Sep 17, 2008|
Lessons from Warren Buffett - LIV...
Last week, through the master's 2004 letter to shareholders, we got to learn his views on the rising American trade deficit and its implications in the long run. Let us turn to the letter for the year 2005 and see what investment wisdom he has in store for us therein.
Frictional costs: Self-inflicted wounds
As evident from his previous letters, Warren Buffett has acquired a reputation of being a strong critic of transaction costs or what he calls as the frictional costs in the field of investing. These frictional costs are nothing but the brokerage or investment management fees that investors pay to brokers and money managers. The reasons for the master's abhorrence towards high frictional costs are not difficult to find. Since stock prices are nothing but the aggregate of corporate earnings between now and the day the world would cease to exist, high frictional costs reduce the returns that an investor stands to earn by staying invested in businesses. Infact, thanks to the proliferation of things like hedge funds and private equity, so huge have these frictional costs become that they are threatening to take a very large pie out of the investor's total returns. It is this very trend that the master has come down so heavily upon. In his own unique style, Buffett has given a very good account of how institutions like hedge funds and investment banks, which he calls 'Helpers', have inflicted great damage to investor returns. For the sake of ease of understanding, Buffett has assumed the 100% ownership of all American businesses to lie in the hands of one large family that he has named as 'Gotrocks'.

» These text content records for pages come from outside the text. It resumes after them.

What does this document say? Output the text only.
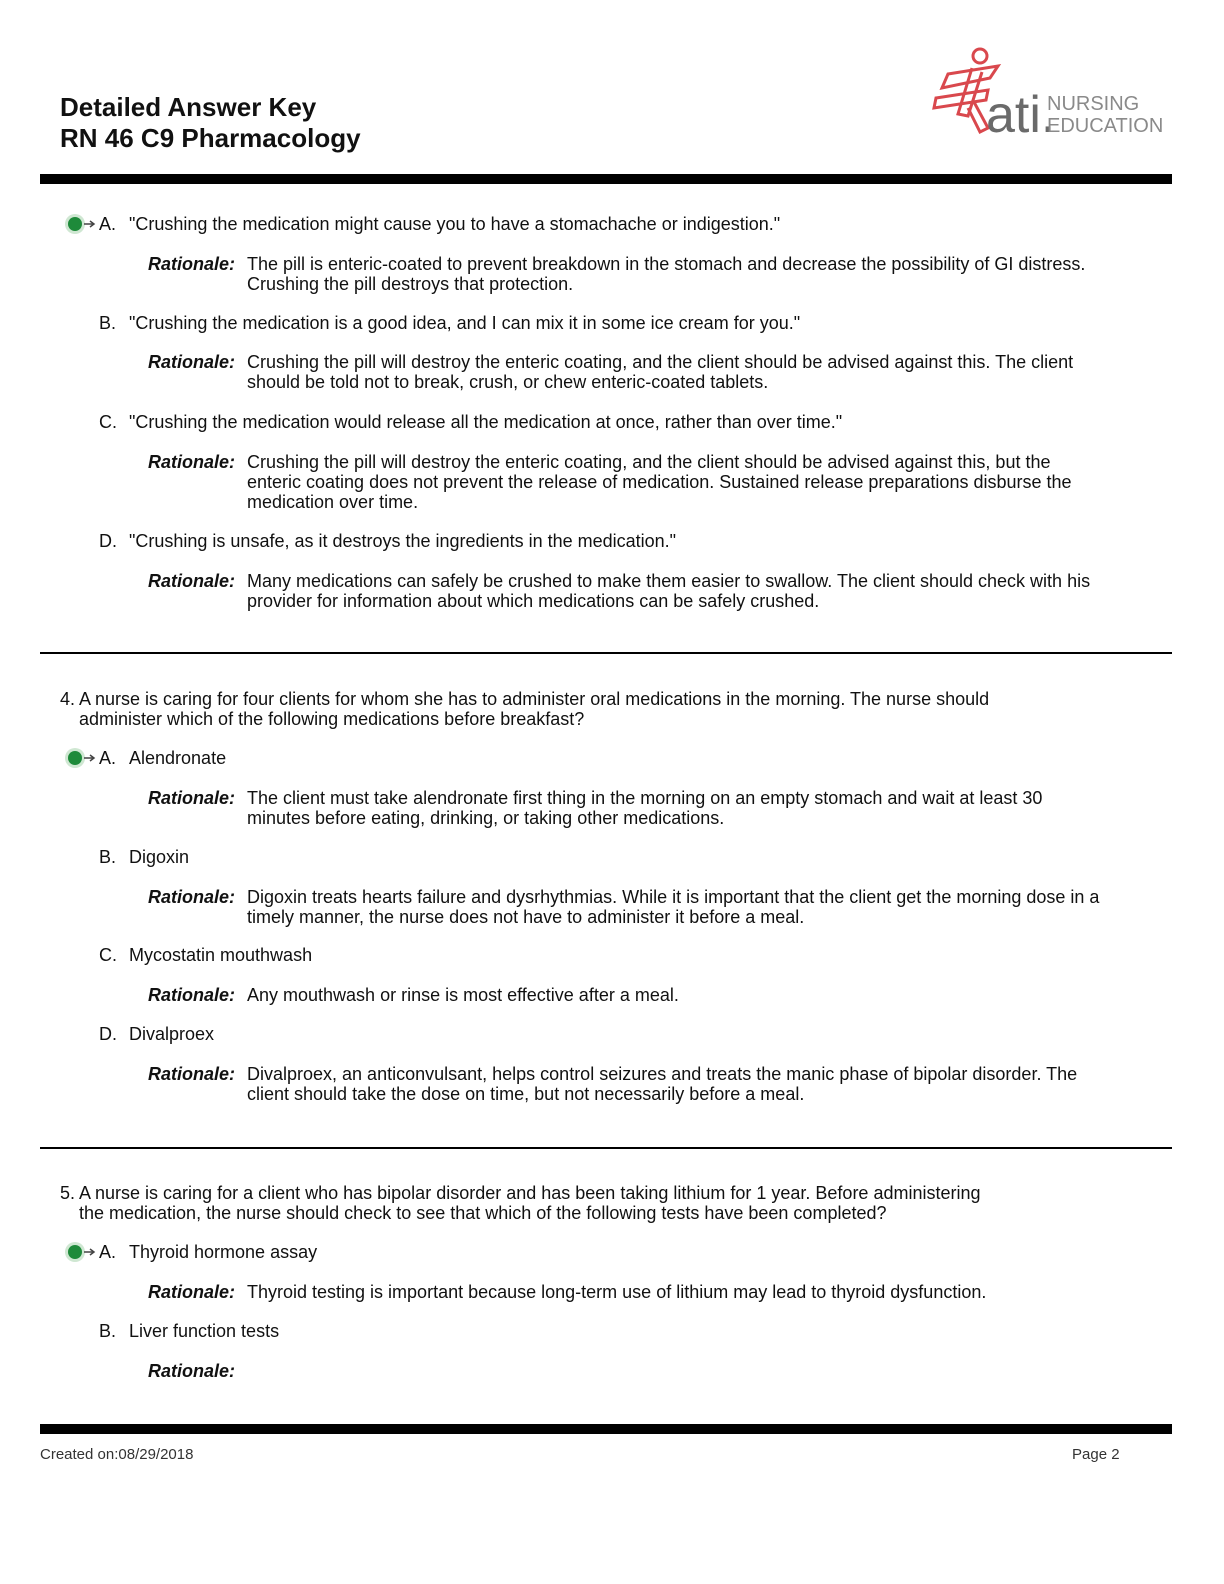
Detailed Answer Key
RN 46 C9 Pharmacology	ati.
NURSING
EDUCATION
A. "Crushing the medication might cause you to have a stomachache or indigestion."
Rationale: The pill is enteric-coated to prevent breakdown in the stomach and decrease the possibility of GI distress. Crushing the pill destroys that protection.
B. "Crushing the medication is a good idea, and I can mix it in some ice cream for you."
Rationale: Crushing the pill will destroy the enteric coating, and the client should be advised against this. The client should be told not to break, crush, or chew enteric-coated tablets.
C. "Crushing the medication would release all the medication at once, rather than over time."
Rationale: Crushing the pill will destroy the enteric coating, and the client should be advised against this, but the enteric coating does not prevent the release of medication. Sustained release preparations disburse the medication over time.
D. "Crushing is unsafe, as it destroys the ingredients in the medication."
Rationale: Many medications can safely be crushed to make them easier to swallow. The client should check with his provider for information about which medications can be safely crushed.
4. A nurse is caring for four clients for whom she has to administer oral medications in the morning. The nurse should
administer which of the following medications before breakfast?
A. Alendronate
Rationale: The client must take alendronate first thing in the morning on an empty stomach and wait at least 30 minutes before eating, drinking, or taking other medications.
B. Digoxin
Rationale: Digoxin treats hearts failure and dysrhythmias. While it is important that the client get the morning dose in a timely manner, the nurse does not have to administer it before a meal.
C. Mycostatin mouthwash
Rationale: Any mouthwash or rinse is most effective after a meal.
D. Divalproex
Rationale: Divalproex, an anticonvulsant, helps control seizures and treats the manic phase of bipolar disorder. The client should take the dose on time, but not necessarily before a meal.
5. A nurse is caring for a client who has bipolar disorder and has been taking lithium for 1 year. Before administering
the medication, the nurse should check to see that which of the following tests have been completed?
A. Thyroid hormone assay
Rationale: Thyroid testing is important because long-term use of lithium may lead to thyroid dysfunction.
B. Liver function tests
Rationale:
Created on:08/29/2018	Page 2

Let us see what happens to 'Gotrocks' i.e. the owners when the 'Helpers' start to increasingly meddle in their affairs.
The golden words
The master says, "A record portion of the earnings that would go in their entirety to owners - if they all just stayed in their rocking chairs - is now going to a swelling army of Helpers. Particularly expensive is the recent pandemic of profit arrangements under which Helpers receive large portions of the winnings when they are smart or lucky, and leave family members with all of the losses - and large fixed fees to boot - when the Helpers are dumb or unlucky (or occasionally crooked)."
Buffett further adds, "A sufficient number of arrangements like this - heads, the Helper takes much of the winnings; tails, the Gotrocks lose and pay dearly for the privilege of doing so - may make it more accurate to call the family the Hadrocks. Today, in fact, the family's frictional costs of all sorts may well amount to 20% of the earnings of American business. In other words, the burden of paying Helpers may cause American equity investors, overall, to earn only 80% or so of what they would earn if they just sat still and listened to no one."